The discovery of the more than 11-billion-year-old supernova is important
for several reasons. This supernova is consistent with the cosmological
model of an accelerating universe, a universe mostly filled with dark
energy. It argues against the notion that observations of distant Type
Ia supernovae may be systematically distorted by intervening gray dust
or the chemical evolution of the universe. Moreover, the supernova is
so ancient that it allows us to glimpse an era when matter in the universe
was still relatively dense and expansion was still slowing under the influence
of gravity. More recently the dark energy has begun to predominate and
expansion has started to speed up.
The Supernova Cosmology Project and the High-Z Supernova Search Team,
the two international groups of astronomers and physicists who discovered
the accelerating expansion of the universe, use Type Ia supernovae as
"standard candles" to measure cosmological parameters.
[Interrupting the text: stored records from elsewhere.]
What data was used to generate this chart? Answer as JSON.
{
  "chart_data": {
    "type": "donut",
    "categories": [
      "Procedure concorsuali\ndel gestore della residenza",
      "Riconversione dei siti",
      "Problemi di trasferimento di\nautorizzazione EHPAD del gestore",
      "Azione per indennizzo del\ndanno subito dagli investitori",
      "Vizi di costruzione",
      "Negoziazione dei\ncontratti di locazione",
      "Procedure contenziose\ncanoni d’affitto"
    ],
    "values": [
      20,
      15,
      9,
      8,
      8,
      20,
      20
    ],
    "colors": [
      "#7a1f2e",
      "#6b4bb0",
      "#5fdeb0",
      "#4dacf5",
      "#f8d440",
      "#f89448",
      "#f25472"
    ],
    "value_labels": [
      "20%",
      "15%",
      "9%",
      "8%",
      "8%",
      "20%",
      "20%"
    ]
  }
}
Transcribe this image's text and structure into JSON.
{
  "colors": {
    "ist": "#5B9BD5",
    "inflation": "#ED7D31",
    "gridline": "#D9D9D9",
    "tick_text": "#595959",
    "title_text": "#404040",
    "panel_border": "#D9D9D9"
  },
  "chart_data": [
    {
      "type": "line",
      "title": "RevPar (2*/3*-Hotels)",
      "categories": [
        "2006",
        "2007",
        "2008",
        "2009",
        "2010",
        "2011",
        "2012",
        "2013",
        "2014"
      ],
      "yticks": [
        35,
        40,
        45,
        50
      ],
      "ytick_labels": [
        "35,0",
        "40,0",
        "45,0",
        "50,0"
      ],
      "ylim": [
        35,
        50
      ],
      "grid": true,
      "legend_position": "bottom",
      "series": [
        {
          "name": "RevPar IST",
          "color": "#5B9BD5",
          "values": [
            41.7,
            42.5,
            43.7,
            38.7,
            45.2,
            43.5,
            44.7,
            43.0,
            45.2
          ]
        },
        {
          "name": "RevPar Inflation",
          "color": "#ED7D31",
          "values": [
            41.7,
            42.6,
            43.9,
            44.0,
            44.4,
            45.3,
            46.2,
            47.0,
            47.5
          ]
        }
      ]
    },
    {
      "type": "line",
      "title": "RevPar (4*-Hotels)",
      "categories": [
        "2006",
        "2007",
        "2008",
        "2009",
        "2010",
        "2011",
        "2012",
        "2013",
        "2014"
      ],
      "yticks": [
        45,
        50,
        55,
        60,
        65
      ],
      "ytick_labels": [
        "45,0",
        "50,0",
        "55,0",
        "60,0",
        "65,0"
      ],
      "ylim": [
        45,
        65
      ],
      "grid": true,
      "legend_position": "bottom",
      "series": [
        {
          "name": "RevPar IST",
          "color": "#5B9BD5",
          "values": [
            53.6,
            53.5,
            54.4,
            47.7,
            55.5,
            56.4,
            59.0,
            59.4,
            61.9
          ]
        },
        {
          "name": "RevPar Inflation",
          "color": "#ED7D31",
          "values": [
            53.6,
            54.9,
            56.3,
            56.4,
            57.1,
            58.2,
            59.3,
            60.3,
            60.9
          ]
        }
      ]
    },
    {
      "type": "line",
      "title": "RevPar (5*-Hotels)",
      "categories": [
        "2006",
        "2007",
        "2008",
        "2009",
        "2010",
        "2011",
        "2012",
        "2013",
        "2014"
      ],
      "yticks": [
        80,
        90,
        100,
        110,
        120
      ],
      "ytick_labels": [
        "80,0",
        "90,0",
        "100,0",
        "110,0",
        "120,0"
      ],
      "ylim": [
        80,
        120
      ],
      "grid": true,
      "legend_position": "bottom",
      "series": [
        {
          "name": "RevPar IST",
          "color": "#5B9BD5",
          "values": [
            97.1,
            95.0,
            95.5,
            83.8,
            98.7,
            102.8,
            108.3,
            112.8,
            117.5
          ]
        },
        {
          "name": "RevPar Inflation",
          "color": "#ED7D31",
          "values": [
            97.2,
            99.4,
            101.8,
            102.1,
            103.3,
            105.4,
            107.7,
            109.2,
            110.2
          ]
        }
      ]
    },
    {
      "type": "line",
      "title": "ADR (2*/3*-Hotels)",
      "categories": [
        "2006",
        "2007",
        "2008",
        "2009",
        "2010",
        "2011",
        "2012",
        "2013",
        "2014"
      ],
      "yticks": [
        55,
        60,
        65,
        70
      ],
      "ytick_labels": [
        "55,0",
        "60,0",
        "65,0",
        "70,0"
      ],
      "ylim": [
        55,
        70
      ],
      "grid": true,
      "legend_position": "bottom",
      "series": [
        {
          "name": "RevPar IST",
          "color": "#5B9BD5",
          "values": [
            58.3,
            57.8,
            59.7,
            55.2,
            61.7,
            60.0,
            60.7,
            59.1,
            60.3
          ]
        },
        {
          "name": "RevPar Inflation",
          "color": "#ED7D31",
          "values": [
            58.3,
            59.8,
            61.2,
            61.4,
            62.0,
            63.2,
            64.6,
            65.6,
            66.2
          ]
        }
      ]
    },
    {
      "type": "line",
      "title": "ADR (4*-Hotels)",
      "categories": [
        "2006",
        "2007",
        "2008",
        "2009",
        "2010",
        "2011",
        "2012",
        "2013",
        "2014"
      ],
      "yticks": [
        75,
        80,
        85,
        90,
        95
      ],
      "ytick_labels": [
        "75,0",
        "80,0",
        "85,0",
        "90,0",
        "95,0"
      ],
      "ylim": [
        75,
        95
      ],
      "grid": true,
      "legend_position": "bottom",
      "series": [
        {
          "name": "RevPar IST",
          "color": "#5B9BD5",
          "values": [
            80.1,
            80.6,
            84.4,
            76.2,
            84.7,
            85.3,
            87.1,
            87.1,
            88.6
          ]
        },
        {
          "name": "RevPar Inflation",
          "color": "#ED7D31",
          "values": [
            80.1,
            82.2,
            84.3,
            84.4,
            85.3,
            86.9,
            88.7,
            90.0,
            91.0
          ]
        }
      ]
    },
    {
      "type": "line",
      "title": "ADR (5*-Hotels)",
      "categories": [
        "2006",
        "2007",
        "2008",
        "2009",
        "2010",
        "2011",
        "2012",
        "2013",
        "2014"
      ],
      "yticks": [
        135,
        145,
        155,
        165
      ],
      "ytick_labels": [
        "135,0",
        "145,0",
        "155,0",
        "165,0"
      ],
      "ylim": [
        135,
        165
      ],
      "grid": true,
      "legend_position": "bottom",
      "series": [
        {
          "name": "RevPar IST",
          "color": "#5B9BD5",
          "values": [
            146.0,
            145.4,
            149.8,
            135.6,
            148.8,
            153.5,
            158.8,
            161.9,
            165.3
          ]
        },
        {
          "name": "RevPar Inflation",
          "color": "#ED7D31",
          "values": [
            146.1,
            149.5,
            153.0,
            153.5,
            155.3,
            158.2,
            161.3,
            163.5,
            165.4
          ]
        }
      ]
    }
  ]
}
Type
Ia spectra and light curves (their rising and falling brightness over
time) are all nearly alike, and they are bright enough to be seen at very
great distances.
With a redshift (or z) of about 1.7, supernova 1997ff is some 11.3 billion
years old, much olderand much fainterthan the previous record
of z equals 1.2, which corresponds to an age of about 9.8 billion years
old. A supernova at redshift 1.7 is too far away to have been visible
from the surface of the Earth. Only a space-based telescope could have
found it.
Peter is involved in two related supernova projects, one for accelerating
the acquisition of data and one for analyzing the data. The first is the
Nearby Supernova Factory, an international
collaboration that aims to discover large numbers of Type Ia supernovae
as soon as possible after they explode. In this project, raw images will
be transferred to NERSC nightly from remote observatories; the images
will be calibrated and corrected, then compared with baseline sky catalogs;
automated search algorithms will then look for indications of supernova
activity; and the results will be relayed back to the observatories so
that more detailed observations can be made. This close interaction between
observation and computation, involving huge datasets, requires high performance
computers, storage systems, and Grid technologies. The Supernova Factory
is an earth-based observation program that will serve as a development
testbed for the next-generation search program, the satellite-based Supernova
Acceleration Probe (SNAP).
Peter is also a leader of the Spectrum Synthesis
of Supernovae project, which is analyzing data from both nearby and
distant supernovae to measure the fundamental parameters of cosmology.
One of this group's models, which used to take a few months to run, was
completed in four days on NERSC's new IBM SP.